Mais j'ai souvent agi sous le coup de l'impulsion et des sentiments, et je sais que je finirais par m'en mordre les doigts à un moment ou à un autre si je ne change pas ma façon d'être.

— Viens, on va parler un peu, s'exprime ma mère.

Elle se lève et m'entraîne avec elle dans la cuisine, et c'est une fois dans cette dernière que je me permets de la détailler. Elle a maigri, c'est flagrant. Certes cela fait un moment que je ne l'ai pas vu, mais j'ai quand même gardé des souvenirs joyeux ancrés dans ma mémoire. Elle a maigri, son teint est pâle, et ses joues creusées. Elle a plus de rides que la dernière fois, et elle a nettement cessé de prendre soin d'elle.

— Je pense que.. Qu'on a certaines choses à mettre à plat, admet-elle.

— En effet. Du moins, je pense qu'on a des choses à se dire. La dernière discussion qu'on a eu était assez chaotique, je l'avoue.

— Comprends ma position aussi.
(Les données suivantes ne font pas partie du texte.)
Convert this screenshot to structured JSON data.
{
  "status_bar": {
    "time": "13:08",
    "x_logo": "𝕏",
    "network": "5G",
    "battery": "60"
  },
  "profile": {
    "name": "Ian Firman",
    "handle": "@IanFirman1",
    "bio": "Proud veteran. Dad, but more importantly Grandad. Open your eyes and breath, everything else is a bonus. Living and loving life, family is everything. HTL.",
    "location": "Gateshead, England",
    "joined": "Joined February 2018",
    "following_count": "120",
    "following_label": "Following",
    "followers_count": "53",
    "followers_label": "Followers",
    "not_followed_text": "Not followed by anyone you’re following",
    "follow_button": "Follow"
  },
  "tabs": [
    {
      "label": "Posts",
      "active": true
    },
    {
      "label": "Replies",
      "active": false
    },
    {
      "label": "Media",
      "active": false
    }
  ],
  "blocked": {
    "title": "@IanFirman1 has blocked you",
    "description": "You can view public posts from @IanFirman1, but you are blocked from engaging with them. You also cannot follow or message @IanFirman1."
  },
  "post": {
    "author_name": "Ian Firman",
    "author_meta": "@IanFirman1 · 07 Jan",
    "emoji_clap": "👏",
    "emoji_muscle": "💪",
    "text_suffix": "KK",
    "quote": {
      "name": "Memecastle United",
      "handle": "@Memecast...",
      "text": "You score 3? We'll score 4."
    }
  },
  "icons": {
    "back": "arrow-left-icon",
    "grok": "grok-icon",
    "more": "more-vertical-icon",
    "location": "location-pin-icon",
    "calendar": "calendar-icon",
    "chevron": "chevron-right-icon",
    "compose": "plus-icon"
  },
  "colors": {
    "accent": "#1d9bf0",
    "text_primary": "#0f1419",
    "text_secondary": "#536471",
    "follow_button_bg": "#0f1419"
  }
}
Tu te sépares de Mathieu, tu rentres à la maison en pleurs. Tu vas de mieux en mieux après des semaines entières d'efforts et de tentatives ratées, et tu nous ramènes un homme d'environ dix ans ton aîné. Il y a de quoi être réticente, surtout quand on est mère et qu'on se fait du souci pour son enfant.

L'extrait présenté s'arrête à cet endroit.